In other words, I'll resume stoning Adam tonight. (Because in the end, you and I both know you're here for the violence.) However, I'll leave my little experiment below the fold. You're more than welcome to edit sections of the text so to include more oxymorons I haven't thought of. (The result could be our very own Whole Family.)
She left the industrial park, boarded the elevated subway and cursed that so-called benevolent despot for firing her. Spinning the fate of a company that'd grown smaller for the better part of a decade was hardly easy.
Her assistant Jim had written a damned good speech, but that bankrupt millionaire whose benign neglect had put the company in jeopardy had rearranged Jim's talking points in some random order. She couldn't even understand it anymore. She thought aloud:
"'Negative growth'? He's upset I didn't say 'negative growth'? I'll show that old boy negative growth!"
Composing herself, she thought "Perhaps I shouldn't have insisted on reading from the original copy instead of the final draft." As the El pressed forward with deliberate speed she spoke to her reflection in the window:
"You may be flat busted but you're a fighter. A light heavyweight, certainly, but a brawler. You won't end up in a mobile home eating freezer-burned White Castle Hamburgers. You're terribly good at what you do and if worse comes to worst you still look damn fine barely-clothed even if you are flat-busted. He can shove his business ethics and airline food and 'Bald is Beautiful' routine where no sun shines."
She knew the odds of him finding a suitable replacement were astronomically small. Firing her was a calculated error that honest thief would regret in the near future. She'd write the true story behind that functional alcoholic's rise to power. She knew that since his idiot savant of a sister died the office had been in a state of organized chaos.

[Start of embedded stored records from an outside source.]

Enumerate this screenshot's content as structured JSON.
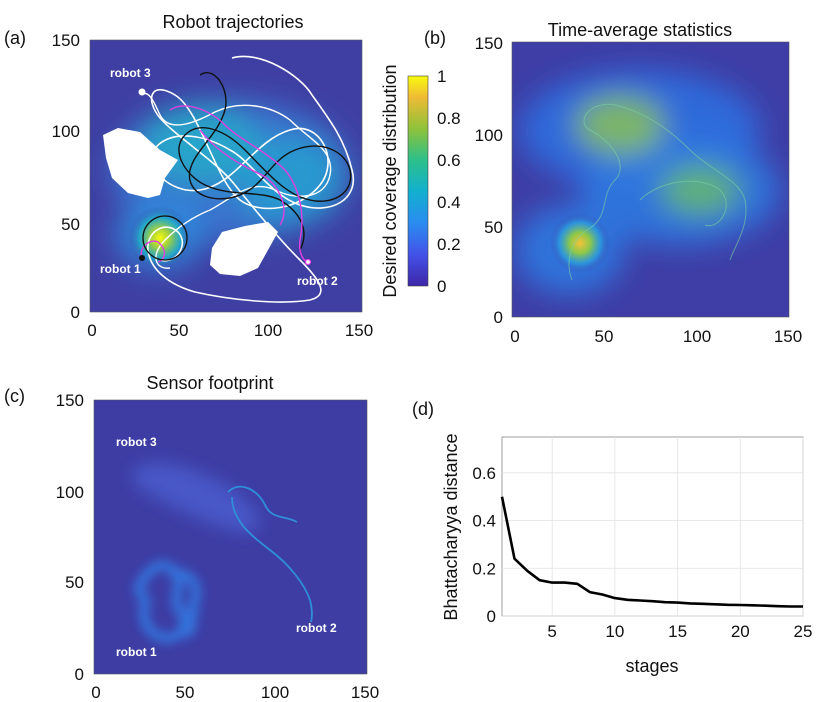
{
  "panel_a": {
    "label": "(a)",
    "title": "Robot trajectories",
    "x_ticks": [
      "0",
      "50",
      "100",
      "150"
    ],
    "y_ticks": [
      "0",
      "50",
      "100",
      "150"
    ],
    "obstacle_upper": "obstacle",
    "obstacle_lower": "obstacle",
    "robot1": "robot 1",
    "robot2": "robot 2",
    "robot3": "robot 3",
    "colorbar_label": "Desired coverage distribution",
    "colorbar_ticks": [
      "0",
      "0.2",
      "0.4",
      "0.6",
      "0.8",
      "1"
    ]
  },
  "panel_b": {
    "label": "(b)",
    "title": "Time-average statistics",
    "x_ticks": [
      "0",
      "50",
      "100",
      "150"
    ],
    "y_ticks": [
      "0",
      "50",
      "100",
      "150"
    ]
  },
  "panel_c": {
    "label": "(c)",
    "title": "Sensor footprint",
    "x_ticks": [
      "0",
      "50",
      "100",
      "150"
    ],
    "y_ticks": [
      "0",
      "50",
      "100",
      "150"
    ],
    "robot1": "robot 1",
    "robot2": "robot 2",
    "robot3": "robot 3"
  },
  "panel_d": {
    "label": "(d)"
  },
  "colors": {
    "background": "#3f3fa3",
    "line_white": "#ffffff",
    "line_black": "#111111",
    "line_magenta": "#e040e0",
    "trail_blue": "#2f8fd8",
    "curve": "#000000"
  },
  "chart_data": {
    "type": "line",
    "title": "",
    "xlabel": "stages",
    "ylabel": "Bhattacharyya distance",
    "xlim": [
      1,
      25
    ],
    "ylim": [
      0,
      0.75
    ],
    "x_ticks": [
      5,
      10,
      15,
      20,
      25
    ],
    "y_ticks": [
      0,
      0.2,
      0.4,
      0.6
    ],
    "grid": true,
    "series": [
      {
        "name": "Bhattacharyya distance",
        "x": [
          1,
          2,
          3,
          4,
          5,
          6,
          7,
          8,
          9,
          10,
          11,
          12,
          13,
          14,
          15,
          16,
          17,
          18,
          19,
          20,
          21,
          22,
          23,
          24,
          25
        ],
        "y": [
          0.5,
          0.24,
          0.19,
          0.15,
          0.14,
          0.14,
          0.135,
          0.1,
          0.09,
          0.075,
          0.068,
          0.065,
          0.062,
          0.058,
          0.056,
          0.053,
          0.051,
          0.049,
          0.047,
          0.046,
          0.045,
          0.043,
          0.041,
          0.04,
          0.04
        ]
      }
    ]
  }
}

It was an open secret that without Beth Ann around things would get pretty ugly pretty quickly.
She should cash in before it became old news, she thought to herself as the train rapidly decelerated. She felt numb. As she walked into the bright night she felt cautiously optimistic about her future. She wouldn't crash land. She would don her designer jeans and make from this dark day a killing on the corporate memoir market.
As she kicked aside the doorstop, she assured herself that this time the final version would be hers. Unfortunately God hated her. She died where she stood. Her cats were sad.
God chuckled to Himself about His Mysterious Ways and decided to let the genocide in the Sudan continue. "I'm such a just God," He silently thundered to Himself.